# "Snap" the Border Collie...Puppy to Adult...



## Debra (Aug 28, 2011)

When I retired last Feb. of 2010...I wanted a puppy to keep me active. I'm not a couch potato, so wanted an energetic dog to walk, hike, play ball, frisbee... so in August of 2010...I saw this picture of a Red/White Border Collie at 8 weeks old....my heart melted and I pursued the Breeder and brought home "Snap". Here are a few pics of her life up to now! :wink:


----------



## cprcheetah (Jul 14, 2010)

So cute! What a pretty girl. I love the reds.


----------



## chowder (Sep 7, 2008)

I've never seen that color! She's beautiful!


----------



## minnieme (Jul 6, 2011)

chowder said:


> I've never seen that color! She's beautiful!


Me either...she is GORGEEEOUUUS!!!! sooo soo beautiful!


----------



## Scarlett_O' (May 19, 2011)

As always I LOVE her!:biggrin:

She is just SOOO beautiful, and the perfect example of a red Border Collie!!


----------



## Donna Little (May 31, 2011)

Hi! Donna here from the raw fed FB page. Love your pictures of Snap and am glad to see you here!


----------



## Caty M (Aug 13, 2010)

She's gorgeous! Border collies are awesome!!

I love her mottled nose!!


----------



## PennyGreyhuahua (Aug 13, 2011)

wow she's sooo beautiful!!! never seen that kind of red colour pattern & hands down so pretty & unique!eace:


----------



## MollyWoppy (Mar 19, 2010)

Yeah, she's a stunner. Easy on the eyes, that's for sure and looks like she's full of mischief to boot. Love the name!


----------



## Debra (Aug 28, 2011)

*Thank you so much!*

Thank you all so very much for your kind words about "Snap" the BC...Yes, I'm obsessed with her and vice versa....She truly is my heart dog; even when a training session goes awry...she makes me laugh. I had the great opportunity to take a class on line with Susan Garrett and have learned so much about positive training. It has changed my world and Snaps! Anyway, thank you for making me feel very welcome here!!! 

Debra


----------



## DaneMama (Jun 27, 2008)

What a cutie! Thanks for sharing :wink:


----------



## Janet At Nutro (Mar 11, 2011)

Snap is just beautiful!


----------



## CorgiPaws (Mar 31, 2009)

Snap is such a pretty girl! I just love her coloring and markings, so beautiful! I hope we get to see lots more of her.


----------



## mischiefgrrl (Oct 28, 2010)

Oh Snap, she is beautiful! I'm partial to reds too..


----------



## KlaMarie (Dec 30, 2010)

AW I love the red and white!!! She is so cute!


----------



## frogdog (Aug 10, 2011)

Adorable puppy pics...love that nose...and grew up to be such a stunner!


----------



## runwiththewind (Aug 19, 2011)

Thanks for posting Snap's pictures. I always thought they were black/white. I love her color. She is so gorgeous.


----------



## Scarlett_O' (May 19, 2011)

runwiththewind said:


> Thanks for posting Snap's pictures. I always thought they were black/white. I love her color. She is so gorgeous.


Border Collies can be
Black and white(with minimal of either,)
Red and White, Red Merle,
Chocolate and White, Chocolate Merle,
Blue and White, Blue Merle,
Lilac and White, Lilac, Merle.

And dont forget tricolour of any of those, Sable, brindle, "grey", "yellow" and Saddles.

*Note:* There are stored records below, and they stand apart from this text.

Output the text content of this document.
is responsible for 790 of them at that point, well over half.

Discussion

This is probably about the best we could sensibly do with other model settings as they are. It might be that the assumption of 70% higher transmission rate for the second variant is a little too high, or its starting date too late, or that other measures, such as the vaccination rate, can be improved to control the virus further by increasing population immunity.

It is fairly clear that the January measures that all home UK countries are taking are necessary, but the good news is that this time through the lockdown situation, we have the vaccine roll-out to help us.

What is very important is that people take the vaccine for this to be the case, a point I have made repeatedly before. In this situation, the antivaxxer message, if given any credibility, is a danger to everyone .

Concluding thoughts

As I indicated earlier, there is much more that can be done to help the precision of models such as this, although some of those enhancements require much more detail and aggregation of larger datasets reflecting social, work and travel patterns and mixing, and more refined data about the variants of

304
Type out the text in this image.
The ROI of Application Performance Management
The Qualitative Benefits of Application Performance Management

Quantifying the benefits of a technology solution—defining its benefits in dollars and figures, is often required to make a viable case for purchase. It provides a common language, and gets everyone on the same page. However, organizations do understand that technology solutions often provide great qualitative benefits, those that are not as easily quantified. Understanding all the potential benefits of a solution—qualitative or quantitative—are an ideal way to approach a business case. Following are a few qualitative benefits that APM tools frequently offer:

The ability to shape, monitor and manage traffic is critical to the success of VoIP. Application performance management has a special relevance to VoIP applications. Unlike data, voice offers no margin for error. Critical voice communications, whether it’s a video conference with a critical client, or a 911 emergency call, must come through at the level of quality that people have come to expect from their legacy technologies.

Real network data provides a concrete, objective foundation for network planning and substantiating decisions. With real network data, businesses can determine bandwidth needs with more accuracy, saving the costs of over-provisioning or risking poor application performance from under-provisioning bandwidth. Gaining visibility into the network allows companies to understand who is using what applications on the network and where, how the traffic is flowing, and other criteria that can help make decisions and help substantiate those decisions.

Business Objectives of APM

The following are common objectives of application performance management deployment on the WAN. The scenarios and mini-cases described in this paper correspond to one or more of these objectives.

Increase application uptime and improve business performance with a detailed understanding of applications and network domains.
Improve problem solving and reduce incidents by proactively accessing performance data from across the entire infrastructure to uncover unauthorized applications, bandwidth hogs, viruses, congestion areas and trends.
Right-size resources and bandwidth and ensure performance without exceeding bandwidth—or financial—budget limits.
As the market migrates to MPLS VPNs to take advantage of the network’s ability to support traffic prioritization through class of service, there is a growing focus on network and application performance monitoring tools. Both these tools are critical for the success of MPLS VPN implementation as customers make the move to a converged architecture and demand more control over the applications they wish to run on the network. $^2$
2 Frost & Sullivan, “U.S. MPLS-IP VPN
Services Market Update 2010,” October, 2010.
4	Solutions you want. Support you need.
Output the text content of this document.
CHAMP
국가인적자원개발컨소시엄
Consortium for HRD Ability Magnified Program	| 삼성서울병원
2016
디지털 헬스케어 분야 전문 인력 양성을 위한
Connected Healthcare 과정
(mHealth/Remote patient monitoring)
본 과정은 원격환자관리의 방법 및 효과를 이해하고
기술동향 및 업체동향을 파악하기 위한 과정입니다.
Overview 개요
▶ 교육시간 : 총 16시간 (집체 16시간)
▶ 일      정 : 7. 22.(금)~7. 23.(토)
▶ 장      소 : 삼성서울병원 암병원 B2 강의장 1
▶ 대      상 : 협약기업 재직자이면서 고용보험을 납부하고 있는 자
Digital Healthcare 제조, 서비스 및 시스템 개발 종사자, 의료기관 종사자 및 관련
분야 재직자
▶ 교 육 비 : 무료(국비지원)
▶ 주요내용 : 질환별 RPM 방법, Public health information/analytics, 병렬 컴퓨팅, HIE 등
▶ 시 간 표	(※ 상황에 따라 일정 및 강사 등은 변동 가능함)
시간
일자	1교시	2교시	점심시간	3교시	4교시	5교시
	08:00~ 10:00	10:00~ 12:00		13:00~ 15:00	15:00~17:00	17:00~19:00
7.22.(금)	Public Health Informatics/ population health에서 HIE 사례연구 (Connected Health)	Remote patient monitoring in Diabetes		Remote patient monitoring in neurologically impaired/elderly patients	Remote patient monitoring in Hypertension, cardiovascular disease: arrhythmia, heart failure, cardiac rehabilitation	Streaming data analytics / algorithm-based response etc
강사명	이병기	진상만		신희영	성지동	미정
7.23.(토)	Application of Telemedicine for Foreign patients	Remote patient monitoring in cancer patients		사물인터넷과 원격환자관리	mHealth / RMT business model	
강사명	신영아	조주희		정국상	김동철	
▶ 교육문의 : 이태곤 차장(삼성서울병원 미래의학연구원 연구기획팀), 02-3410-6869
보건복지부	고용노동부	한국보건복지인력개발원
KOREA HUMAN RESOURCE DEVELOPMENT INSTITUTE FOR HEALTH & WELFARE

Per AKC, allthough my dogs arent AKC Border Collies(HUGE story behind that one....im an ABCA girl!:wink this is GREAT wording as for the colour of Border Collies!

"Color
The Border Collie appears in all colors or combination of colors and/or markings. Solid color, bi-color, tri-color, merle and sable dogs are to be judged equally with no one color or pattern preferred over another. White markings may be clear white or ticked to any degree. Random white patches on the body and head are permissible but should not predominate. Color and markings are always secondary to physical evaluation and gait. "

(And I keep thinking I forgot something.....but I might not have!LOL)


----------



## Debra (Aug 28, 2011)

*Hi Abi!*

Here is one of the best sites, I think on the Border Collie Genetics. Great pictures and explanation of their coloring, coats, etc.! Border Collie Colors - Welcome to border collie coat colors site! Help us make this a place to learn about breeding the colors of the border collie!!!
Hope you are well, Abi! Have a great day! :usa:


----------



## Debra (Aug 28, 2011)

*Thank you, PuppyPaws! *


----------



## Herzo (Feb 5, 2011)

Yes she is gorgeous, I love the white head. My dad had a red and white I got him from the shelter a long time back. She had allot of white all over her. I see them every now and then, there was one at fair in the dog trials, but mostly you see Black and white and the tri.


----------



## Scarlett_O' (May 19, 2011)

Debra said:


> Here is one of the best sites, I think on the Border Collie Genetics. Great pictures and explanation of their coloring, coats, etc.! Border Collie Colors - Welcome to border collie coat colors site! Help us make this a place to learn about breeding the colors of the border collie!!!
> Hope you are well, Abi! Have a great day! :usa:


Ah yes thank you!:biggrin:

I was on my phone so couldnt link over!:smile:

I love that sight!:happy:


----------



## dmgmn (Apr 24, 2011)

Absolutely Beautiful BC!


----------



## Debra (Aug 28, 2011)

:usa:Thank you dmgmn! So is your puppy! Love those eyes and the one black leg!!


----------